Bid to buy, move Coyotes has deadline
PHOENIX -- Jim Balsillie's bid to purchase the Phoenix Coyotes and move the franchise to southern Ontario will be withdrawn if it isn't approved by the U.S. Bankruptcy Court by the end of June.
Balsillie's deadline appeared in documents filed Tuesday by the attorneys for Coyotes owner Jerry Moyes.
The Canadian businessman says the sale must be completed before the end of next month to allow for setting the team's schedule for the coming season, finding sponsors and a television deal, readying its new home arena in Hamilton, Ontario, and resolving other matters.
"A sale cannot drag on through the summer of 2009," the document says.
Balsillie has offered $212.5 million to purchase the team, contingent on moving it to Canada. The NHL wants to find a buyer to keep the franchise in Glendale and says Balsillie needs league approval to purchase and move the team.

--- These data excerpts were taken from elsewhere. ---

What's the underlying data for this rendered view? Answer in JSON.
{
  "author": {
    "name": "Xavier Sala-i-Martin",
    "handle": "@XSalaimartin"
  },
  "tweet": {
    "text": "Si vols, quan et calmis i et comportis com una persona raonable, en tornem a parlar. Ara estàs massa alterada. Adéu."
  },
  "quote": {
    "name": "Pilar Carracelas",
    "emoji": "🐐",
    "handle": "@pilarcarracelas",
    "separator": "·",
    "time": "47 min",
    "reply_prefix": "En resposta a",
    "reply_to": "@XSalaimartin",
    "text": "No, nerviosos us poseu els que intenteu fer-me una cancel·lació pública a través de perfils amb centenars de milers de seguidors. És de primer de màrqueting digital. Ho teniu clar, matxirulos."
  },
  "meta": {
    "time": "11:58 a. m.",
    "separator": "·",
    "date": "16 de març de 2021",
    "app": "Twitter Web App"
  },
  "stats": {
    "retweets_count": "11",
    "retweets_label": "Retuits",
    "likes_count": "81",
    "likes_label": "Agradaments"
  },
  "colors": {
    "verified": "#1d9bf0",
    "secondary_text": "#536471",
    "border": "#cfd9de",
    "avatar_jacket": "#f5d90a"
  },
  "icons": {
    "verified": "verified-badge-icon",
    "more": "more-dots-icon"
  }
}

A hearing on the sale timeline and other matters is scheduled Wednesday before Redfield Baum, chief judge of the U.S. Bankruptcy Court in Phoenix. Baum has indicated skepticism over such a condensed schedule, saying it would not be fair to other potential buyers.
NHL attorney Tony Clark said in court that there is no way the league's owners could approve the sale and transfer of the team so quickly. According to court documents, Balsillie applied to the NHL for approval to buy the Coyotes last week and will file an application by next Monday to relocate the franchise.
However, Moyes' attorneys contend the judge has the authority under federal bankruptcy law to order the team moved without the NHL's approval.
That possibility has brought the NFL, Major League Baseball and the NBA into the case, each asking the judge to respect the rules and regulations of professional sports leagues.
Baum has scheduled a June 22 hearing for arguments on the relocation issue.
Moyes' filing says that neither Balsillie "nor any other known entity will fund another year of significant losses" operating the team in Arizona. The NHL has funded the team since last August.
Balsillie is the only official bidder for the team. Phoenix attorney Scott Cohen said last week that his client, Las Vegas-based businessman John Breslow, was interested in submitting a bid that would keep the team in Glendale. The NHL also said a group headed by Jerry Reinsdorf -- owner of baseball's Chicago White Sox and the NBA's Chicago Bulls -- was ready to submit a letter of intent to purchase the team when Moyes, to the league's surprise, filed for bankruptcy on May 5.
The Coyotes have not made a profit since the franchise moved to Arizona from Winnipeg in 1996. Documents show the team lost $74 million the last two years. Moyes, whose Phoenix-based trucking firm also is in financial trouble, says he has $300 million invested in the Coyotes and would recoup about $100 million under Balsillie's proposal.
Meanwhile, the city of Glendale plans a court fight to hold the Coyotes to the 25 years remaining on their lease to play in Jobing.com Arena. The issue is whether by declaring Chapter 11 bankruptcy the franchise can evade the lease.
Moyes' attorneys proposed a June 12 deadline for submission of competing bids, with the auction and sale of the franchise to be held June 24, two days before the NHL draft.
Any claim by the NHL for additional time to review the ownership and relocation applications "does not outweigh the burden facing Coyotes Hockey's estate and its creditors if the offer [by Balsillie] is lost," Moyes' filing said.
Moyes and the NHL said they had reached agreement on the interim operation of the team. Under the agreement, Moyes and the NHL would have a "point person" to oversee the club's operations. If there's a disagreement between the two, the matter would be turned over to the court.
The NHL contends that proxies signed by Moyes in November gave the league control of the club, and Moyes did not have the authority to take the team into bankruptcy. Moyes' attorneys argue that the NHL never exercised such control, and proxies were only for team's voting rights in the league.
Baum had ordered the two sides into mediation on the issue, with the status of those talks on the agenda for Wednesday's hearing.